Today’s decision to reduce the 2024/2025 budget to KES 3.67 billion ($28.7 billion) is part of a series of compromises by the government as calls for President Ruto’s resignation continued to grow this week. 

“Over the last few days, our treasury team has been assessing the adverse impact of either reducing the budget by KES 346 billion in full or borrowing the KES 346 billion in full,” Ruto said in a televised address on Friday. 

“Cutting the entire amount, in our assessment, would significantly and drastically affect the delivery of critical government services while borrowing the whole amount in full will occasion a fiscal deficit by a margin that will have significant repercussions on many sectors, including our exchange rate and interest rates.”

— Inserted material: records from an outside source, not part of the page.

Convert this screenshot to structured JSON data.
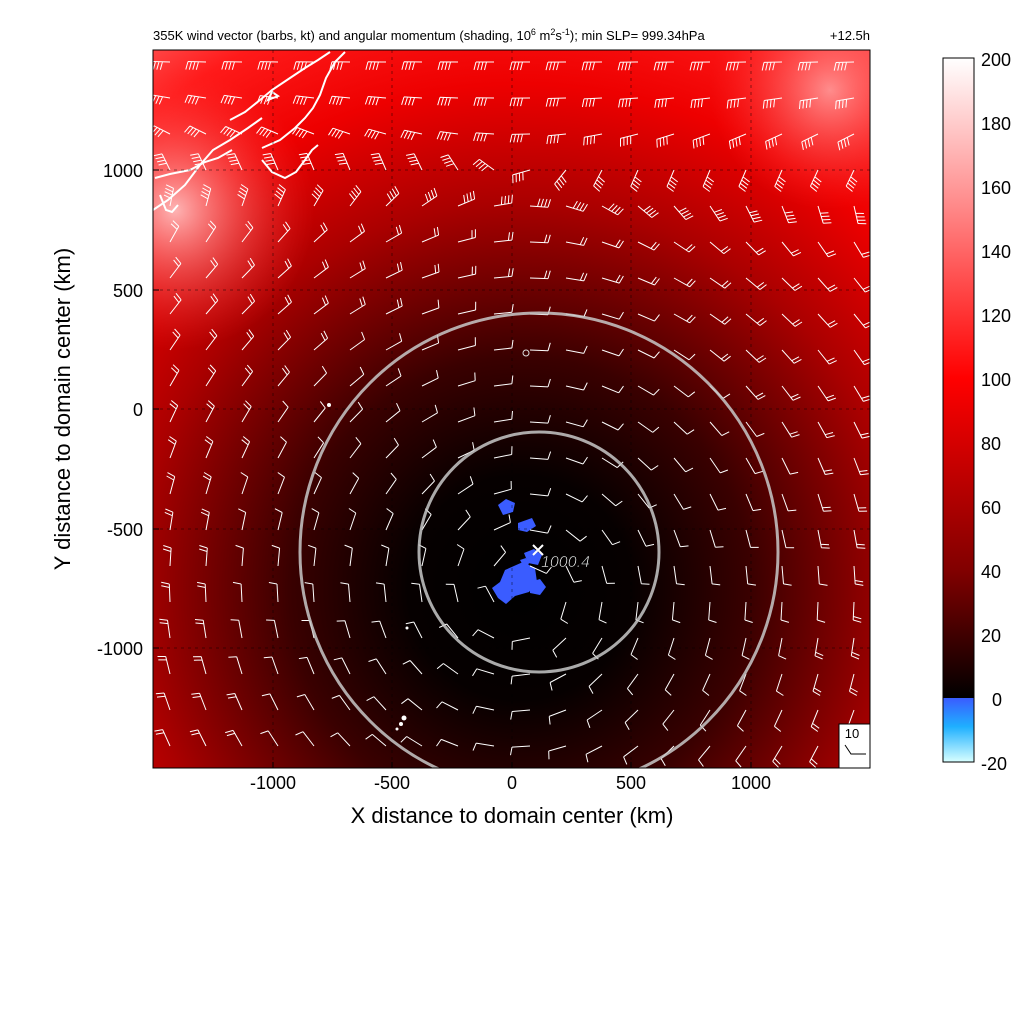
{
  "figure": {
    "title_main": "355K wind vector (barbs, kt) and angular momentum (shading, 10",
    "title_exp1": "6",
    "title_mid": " m",
    "title_exp2": "2",
    "title_mid2": "s",
    "title_exp3": "-1",
    "title_tail": "); min SLP= 999.34hPa",
    "time_label": "+12.5h",
    "ref_barb_label": "10"
  },
  "chart_data": {
    "type": "heatmap",
    "title": "355K wind vector (barbs, kt) and angular momentum (shading, 10^6 m^2s^-1); min SLP= 999.34hPa",
    "time": "+12.5h",
    "xlabel": "X distance to domain center (km)",
    "ylabel": "Y distance to domain center (km)",
    "xlim": [
      -1500,
      1500
    ],
    "ylim": [
      -1500,
      1500
    ],
    "x_ticks": [
      -1000,
      -500,
      0,
      500,
      1000
    ],
    "y_ticks": [
      1000,
      500,
      0,
      -500,
      -1000
    ],
    "x_tick_labels": [
      "-1000",
      "-500",
      "0",
      "500",
      "1000"
    ],
    "y_tick_labels": [
      "1000",
      "500",
      "0",
      "-500",
      "-1000"
    ],
    "grid": true,
    "colorbar": {
      "range": [
        -20,
        200
      ],
      "ticks": [
        200,
        180,
        160,
        140,
        120,
        100,
        80,
        60,
        40,
        20,
        0,
        -20
      ],
      "tick_labels": [
        "200",
        "180",
        "160",
        "140",
        "120",
        "100",
        "80",
        "60",
        "40",
        "20",
        "0",
        "-20"
      ],
      "colors": {
        "white": "#ffffff",
        "red": "#ff0000",
        "black": "#000000",
        "blue": "#3a5cff",
        "cyan": "#00ffff"
      }
    },
    "storm_center": {
      "x": 110,
      "y": -590,
      "slp_label": "1000.4"
    },
    "range_rings_km": [
      500,
      1000
    ],
    "reference_barb": {
      "speed_kt": 10
    },
    "coastline_color": "#ffffff"
  }
}
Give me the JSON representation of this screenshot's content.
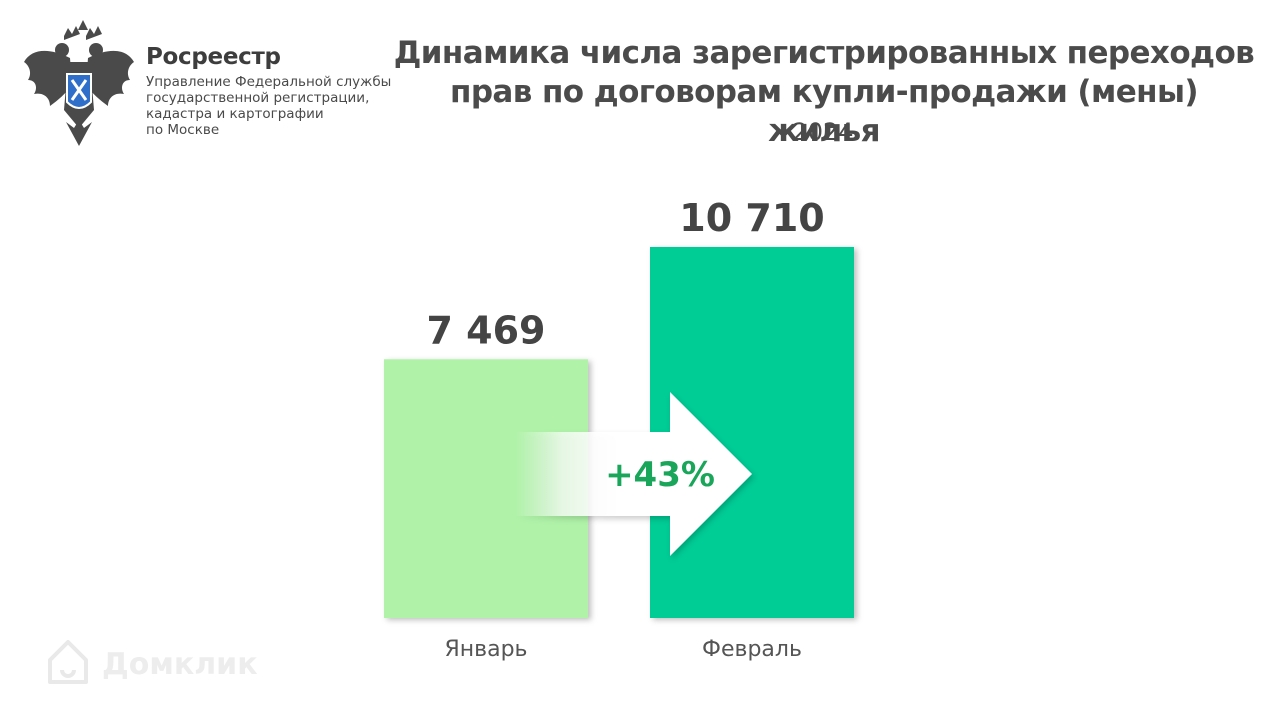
{
  "header": {
    "org_name": "Росреестр",
    "org_subtitle_lines": [
      "Управление Федеральной службы",
      "государственной регистрации,",
      "кадастра и картографии",
      "по Москве"
    ],
    "title_lines": [
      "Динамика числа зарегистрированных переходов",
      "прав по договорам купли-продажи (мены) жилья"
    ],
    "year": "2024"
  },
  "change_label": "+43%",
  "watermark": "Домклик",
  "colors": {
    "january_bar": "#aff2a8",
    "february_bar": "#00cc96",
    "value_text": "#444444",
    "change_text": "#1aa65a",
    "axis_text": "#555555"
  },
  "chart_data": {
    "type": "bar",
    "categories": [
      "Январь",
      "Февраль"
    ],
    "values": [
      7469,
      10710
    ],
    "value_labels": [
      "7 469",
      "10 710"
    ],
    "ylim": [
      0,
      10710
    ],
    "grid": false,
    "legend": "none"
  }
}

Ruto said the government will take loans to protect funding for several critical areas, including hiring junior secondary teachers and medical interns, funding the milk stabilisation program for farmers, and retaining the fertiliser subsidy programme. 

It will also settle the debt owed to coffee farmers, provide more funding for higher education, and settle arrears owed to county governments and pensions.

Keen on austerity measures 

According to Ruto, the government will introduce austerity measures, including dissolving 47 state corporations with overlapping functions and transferring their staff to relevant ministries and state corporations. 

The position of chief administrative secretaries has also been suspended, and the number of government advisers will be reduced by 50%. 

The budgets for the office of the First Lady, the spouse of the deputy president, and the prime cabinet secretary will be removed, along with confidential budgets for various executive offices, including that of the President.

Budgets for renovations will be reduced by 50%, and all public servants over 60 will retire without extension.

Kenya’s Deputy President Rigathi Gachagua requested KES 2.6 billion ($20 million) to renovate his office. The Office of the President had received KES 1 billion ($7.8 million) for renovations to the State House.

Over the last few years, powerful government employees have been blamed for wasting taxpayers’ money on luxury. Kenyans feel that the tax measures proposed in the 2024 Finance Bill would not have been necessary if the government and its employees had reduced corruption.